Change 861894 merged by Papaul:

[operations/puppet@production] Add new db node to site.pp and netboot.cfg

https://gerrit.wikimedia.org/r/861894

Change 861893 abandoned by Jcrespo:

[operations/puppet@production] install_server: Add db1204, db1205 to the config to wipe disks on setup

Reason:

redundant to 393d32d

https://gerrit.wikimedia.org/r/861893

Waiting on John to connected those servers into 1G port since there are connected to 10G port so i can redo the switch configuration and start the OS install

I have connected it to 1g. it is port 44 now for both servers. The switch will need to be configured for that block to be 1g @Papaul

Cookbook cookbooks.sre.hosts.reimage was started by pt1979@cumin2002 for host db1204.eqiad.wmnet with OS bullseye

Cookbook cookbooks.sre.hosts.reimage was started by pt1979@cumin2002 for host db1205.eqiad.wmnet with OS bullseye

Cookbook cookbooks.sre.hosts.reimage started by pt1979@cumin2002 for host db1204.eqiad.wmnet with OS bullseye completed:

  • db1204 (PASS)
    • Removed from Puppet and PuppetDB if present
    • Deleted any existing Puppet certificate
    • Removed from Debmonitor if present
    • Forced PXE for next reboot
    • Host rebooted via IPMI
    • Host up (Debian installer)
    • Host up (new fresh bullseye OS)
    • Generated Puppet certificate
    • Signed new Puppet certificate
    • Run Puppet in NOOP mode to populate exported resources in PuppetDB
    • Found Nagios_host resource for this host in PuppetDB
    • Downtimed the new host on Icinga/Alertmanager
    • First Puppet run completed and logged in /var/log/spicerack/sre/hosts/reimage/202211291714_pt1979_1815992_db1204.out
    • Checked BIOS boot parameters are back to normal
    • configmaster.wikimedia.org updated with the host new SSH public key for wmf-update-known-hosts-production
    • Rebooted
    • Automatic Puppet run was successful
    • Forced a re-check of all Icinga services for the host
    • Icinga status is optimal
    • Icinga downtime removed
    • Updated Netbox data from PuppetDB
    • Updated Netbox status planned -> active
    • Cleared switch DHCP cache and MAC table for the host IP and MAC (row E/F)
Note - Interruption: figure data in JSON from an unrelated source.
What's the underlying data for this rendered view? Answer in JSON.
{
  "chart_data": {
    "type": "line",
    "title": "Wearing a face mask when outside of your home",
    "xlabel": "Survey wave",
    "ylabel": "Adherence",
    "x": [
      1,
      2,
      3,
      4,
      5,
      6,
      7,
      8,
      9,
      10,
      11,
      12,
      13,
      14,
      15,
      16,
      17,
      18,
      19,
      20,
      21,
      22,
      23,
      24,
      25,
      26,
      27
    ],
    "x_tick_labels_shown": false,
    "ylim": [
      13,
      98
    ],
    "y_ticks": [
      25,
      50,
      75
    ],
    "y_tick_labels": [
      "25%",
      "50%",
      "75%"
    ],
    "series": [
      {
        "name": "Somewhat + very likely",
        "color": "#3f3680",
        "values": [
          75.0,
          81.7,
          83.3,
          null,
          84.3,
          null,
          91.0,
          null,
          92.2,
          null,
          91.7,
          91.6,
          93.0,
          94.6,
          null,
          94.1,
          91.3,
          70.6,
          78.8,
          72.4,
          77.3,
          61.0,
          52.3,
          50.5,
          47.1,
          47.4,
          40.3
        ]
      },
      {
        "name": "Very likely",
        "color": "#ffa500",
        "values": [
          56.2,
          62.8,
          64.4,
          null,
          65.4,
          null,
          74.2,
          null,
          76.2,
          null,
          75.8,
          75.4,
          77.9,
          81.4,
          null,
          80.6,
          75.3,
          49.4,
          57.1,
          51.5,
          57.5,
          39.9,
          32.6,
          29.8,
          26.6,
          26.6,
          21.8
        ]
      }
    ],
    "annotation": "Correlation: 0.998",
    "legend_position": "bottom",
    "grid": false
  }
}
Cookbook cookbooks.sre.hosts.reimage started by pt1979@cumin2002 for host db1205.eqiad.wmnet with OS bullseye completed:

  • db1205 (PASS)
    • Removed from Puppet and PuppetDB if present
    • Deleted any existing Puppet certificate
    • Removed from Debmonitor if present
    • Forced PXE for next reboot
    • Host rebooted via IPMI
    • Host up (Debian installer)
    • Host up (new fresh bullseye OS)
    • Generated Puppet certificate
    • Signed new Puppet certificate
    • Run Puppet in NOOP mode to populate exported resources in PuppetDB
    • Found Nagios_host resource for this host in PuppetDB
    • Downtimed the new host on Icinga/Alertmanager
    • First Puppet run completed and logged in /var/log/spicerack/sre/hosts/reimage/202211291720_pt1979_1816032_db1205.out
    • Checked BIOS boot parameters are back to normal
    • configmaster.wikimedia.org updated with the host new SSH public key for wmf-update-known-hosts-production
    • Rebooted
    • Automatic Puppet run was successful
    • Forced a re-check of all Icinga services for the host
    • Icinga status is optimal
    • Icinga downtime removed
    • Updated Netbox data from PuppetDB
    • Updated Netbox status planned -> active
    • Cleared switch DHCP cache and MAC table for the host IP and MAC (row E/F)
Papaul updated the task description. (Show Details)

This is complete

@jcrespo do you want/have a tracking task to productionize these hosts?